Huit Facettes, a Senegalese collective of visual artists, has disentangled THE historical contradiction between MODERNIST art’s claim to aesthetic autonomy and its ambitions for social relevance. Founded in 1996, Huit Facettes focus their attention ON processual social interventions in the form of workshops. Instead of depending on the institutional framework of art, their localized interventions debase canonical systems of commodified art production. Utilizing the capacities of creative energy, they aim to highlight and alter aberrations in the mostly rural Senegalese socio-political and economic systems. Huit Facettes’ unique approach involves taking the participants of their artistic workshops through the trauma of being socially abject. Helping the participants to rediscover their creative abilities and cultural identities, they become anchored in their own tradition of arts and craft. Conducting workshops in rural Senegal, in villages such as Joal, Ndem and Hamdallaye Samba Mbaye, Huit Facettes attempts to reconcile an ever increasing polarity between the urban and the suburban, between art and development, and between arts and craft (batik, painting on glass, ceramics, pyroengraving, etc.).
Huit Facettes tries to mediate the disparities between the “Third” and the Western world, between processes of globalization and the multiplicity of individual temporalities.

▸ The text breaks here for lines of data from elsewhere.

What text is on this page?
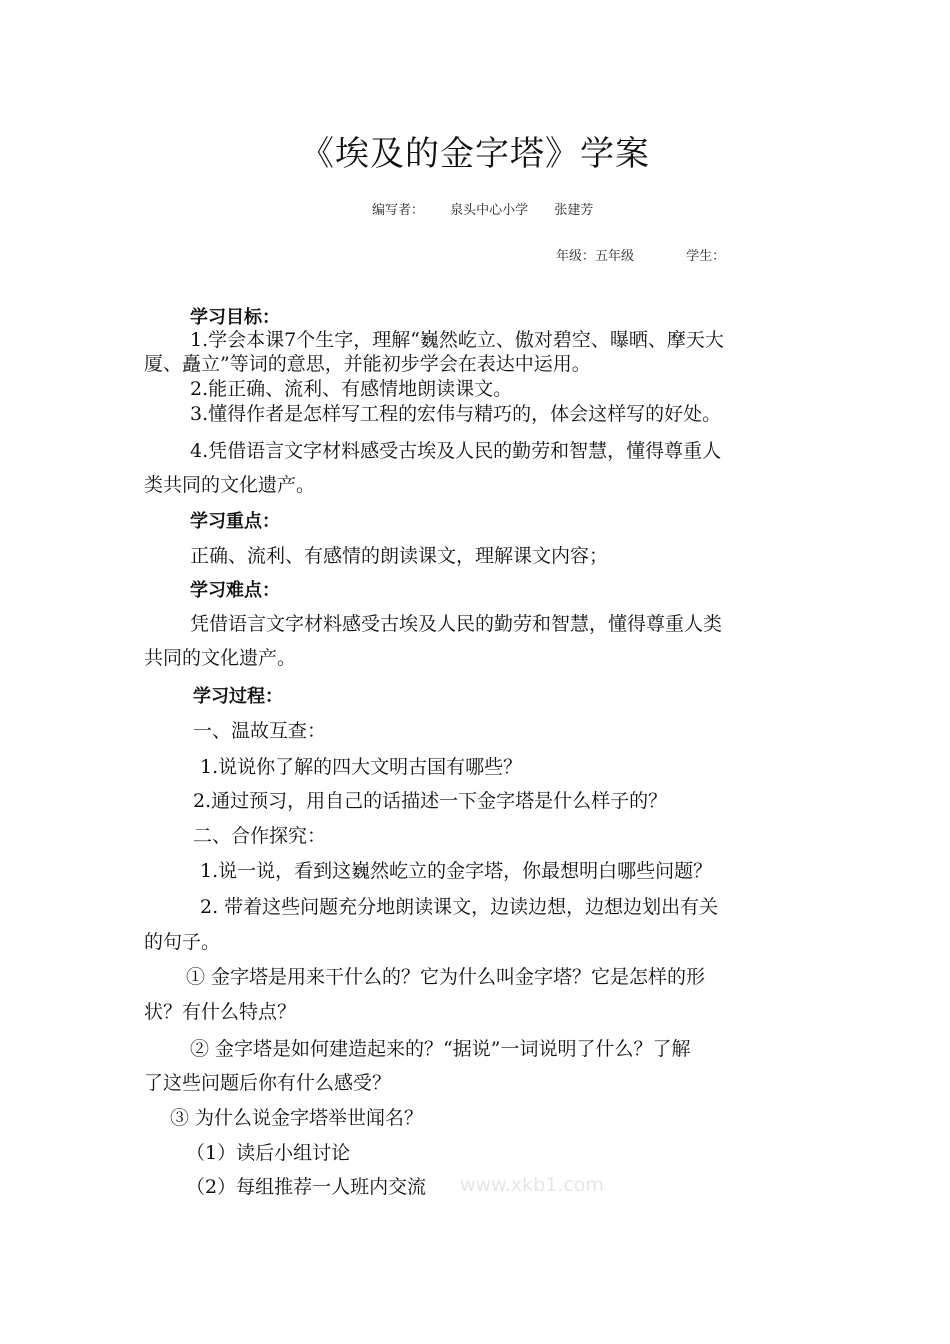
《埃及的金字塔》学案
编写者： 泉头中心小学 张建芳
年级：五年级	学生：
学习目标：
1.学会本课7个生字，理解“巍然屹立、傲对碧空、曝晒、摩天大
厦、矗立”等词的意思，并能初步学会在表达中运用。
2.能正确、流利、有感情地朗读课文。
3.懂得作者是怎样写工程的宏伟与精巧的，体会这样写的好处。
4.凭借语言文字材料感受古埃及人民的勤劳和智慧，懂得尊重人
类共同的文化遗产。
学习重点：
正确、流利、有感情的朗读课文，理解课文内容；
学习难点：
凭借语言文字材料感受古埃及人民的勤劳和智慧，懂得尊重人类
共同的文化遗产。
学习过程：
一、温故互查：
1.说说你了解的四大文明古国有哪些？
2.通过预习，用自己的话描述一下金字塔是什么样子的？
二、合作探究：
1.说一说，看到这巍然屹立的金字塔，你最想明白哪些问题？
2. 带着这些问题充分地朗读课文，边读边想，边想边划出有关
的句子。
① 金字塔是用来干什么的？它为什么叫金字塔？它是怎样的形
状？有什么特点？
② 金字塔是如何建造起来的？“据说”一词说明了什么？了解
了这些问题后你有什么感受？
③ 为什么说金字塔举世闻名？
（1）读后小组讨论
（2）每组推荐一人班内交流 www.xkb1.com
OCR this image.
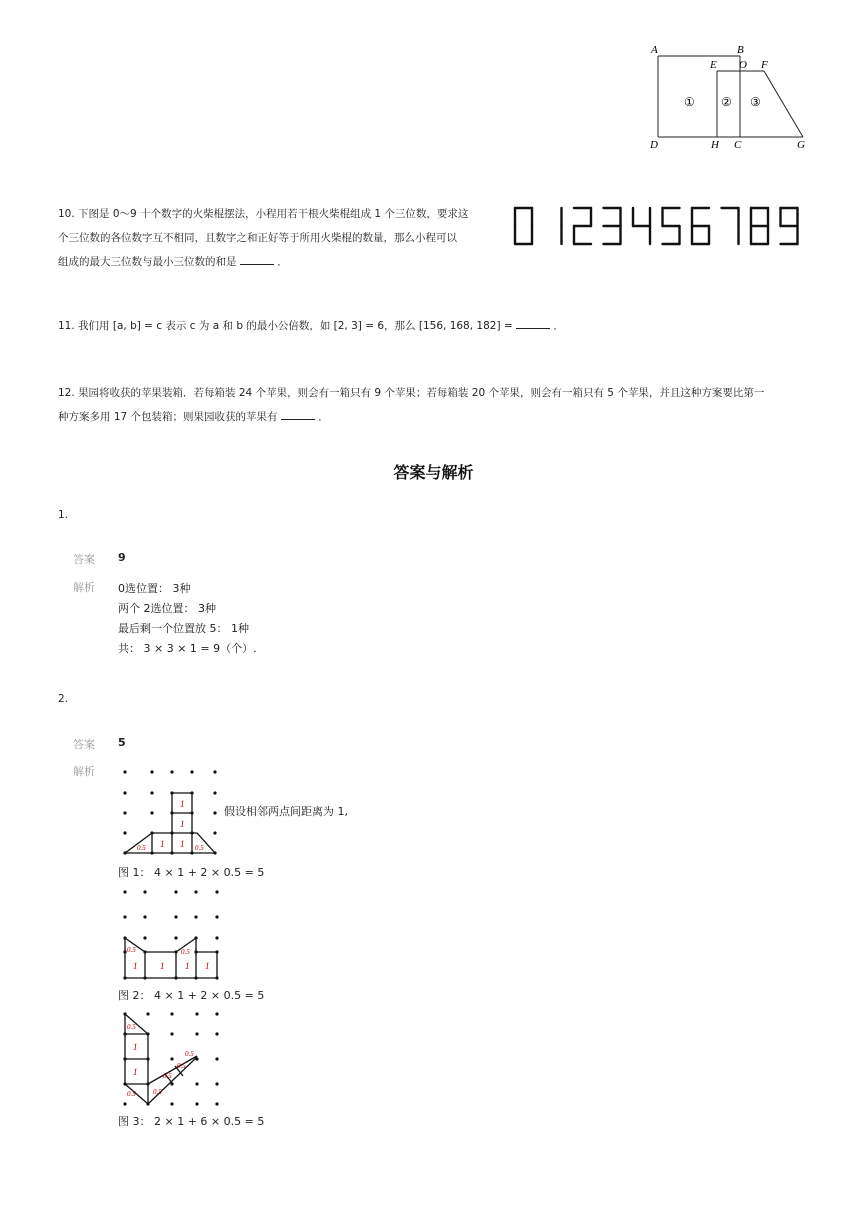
A	B
E O F
D	H C	G
① ② ③
10. 下图是 0～9 十个数字的火柴棍摆法，小程用若干根火柴棍组成 1 个三位数，要求这
个三位数的各位数字互不相同，且数字之和正好等于所用火柴棍的数量，那么小程可以
组成的最大三位数与最小三位数的和是	．
11. 我们用 [a, b] = c 表示 c 为 a 和 b 的最小公倍数，如 [2, 3] = 6，那么 [156, 168, 182] =	．
12. 果园将收获的苹果装箱．若每箱装 24 个苹果，则会有一箱只有 9 个苹果；若每箱装 20 个苹果，则会有一箱只有 5 个苹果，并且这种方案要比第一
种方案多用 17 个包装箱；则果园收获的苹果有	．
答案与解析
1.
答案 9
解析 0选位置： 3种
两个 2选位置： 3种
最后剩一个位置放 5： 1种
共： 3 × 3 × 1 = 9（个）.
2.
答案 5
解析
1
1
1 1
0.5	0.5
假设相邻两点间距离为 1,
图 1： 4 × 1 + 2 × 0.5 = 5
0.5	0.5
1	1 1 1
图 2： 4 × 1 + 2 × 0.5 = 5
0.5
1
1
0.5 0.5
0.5
0.5
0.5
图 3： 2 × 1 + 6 × 0.5 = 5
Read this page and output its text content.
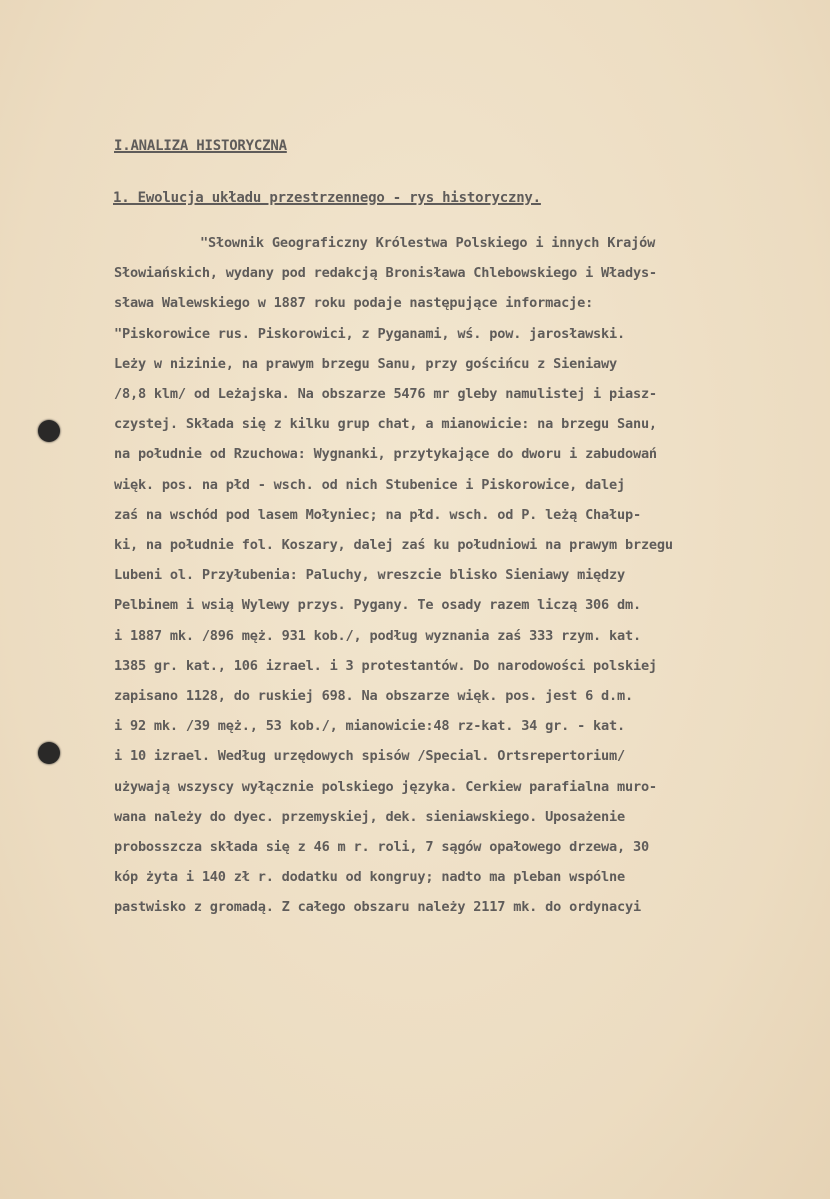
I.ANALIZA HISTORYCZNA
1. Ewolucja układu przestrzennego - rys historyczny.
"Słownik Geograficzny Królestwa Polskiego i innych Krajów
Słowiańskich, wydany pod redakcją Bronisława Chlebowskiego i Władys-
sława Walewskiego w 1887 roku podaje następujące informacje:
"Piskorowice rus. Piskorowici, z Pyganami, wś. pow. jarosławski.
Leży w nizinie, na prawym brzegu Sanu, przy gościńcu z Sieniawy
/8,8 klm/ od Leżajska. Na obszarze 5476 mr gleby namulistej i piasz-
czystej. Składa się z kilku grup chat, a mianowicie: na brzegu Sanu,
na południe od Rzuchowa: Wygnanki, przytykające do dworu i zabudowań
więk. pos. na płd - wsch. od nich Stubenice i Piskorowice, dalej
zaś na wschód pod lasem Mołyniec; na płd. wsch. od P. leżą Chałup-
ki, na południe fol. Koszary, dalej zaś ku południowi na prawym brzegu
Lubeni ol. Przyłubenia: Paluchy, wreszcie blisko Sieniawy między
Pelbinem i wsią Wylewy przys. Pygany. Te osady razem liczą 306 dm.
i 1887 mk. /896 męż. 931 kob./, podług wyznania zaś 333 rzym. kat.
1385 gr. kat., 106 izrael. i 3 protestantów. Do narodowości polskiej
zapisano 1128, do ruskiej 698. Na obszarze więk. pos. jest 6 d.m.
i 92 mk. /39 męż., 53 kob./, mianowicie:48 rz-kat. 34 gr. - kat.
i 10 izrael. Według urzędowych spisów /Special. Ortsrepertorium/
używają wszyscy wyłącznie polskiego języka. Cerkiew parafialna muro-
wana należy do dyec. przemyskiej, dek. sieniawskiego. Uposażenie
probosszcza składa się z 46 m r. roli, 7 sągów opałowego drzewa, 30
kóp żyta i 140 zł r. dodatku od kongruy; nadto ma pleban wspólne
pastwisko z gromadą. Z całego obszaru należy 2117 mk. do ordynacyi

In 1996, in close contact with local developers such as Maat Mbay (a farmer from Hamdallaye Samba Mbaye and self taught painter of frescoes), Huit Facettes set up a “sociocultural center of creativity” in his village. Establishing a personalized graphic register for the villagers by decorating huts with a new form of alphabet, a mode of corporate identity was collectively conceived.
Huit Facettes’ social work follows a non-Western logic of capitalist liberalism where everybody should be granted privileged access to wealth by injecting artistic perception into everyday use. Their work does not simply incorporate the local into the global, but lends new strength to local idioms and exports their knowledge by confronting and profiting from the workings of global modernity.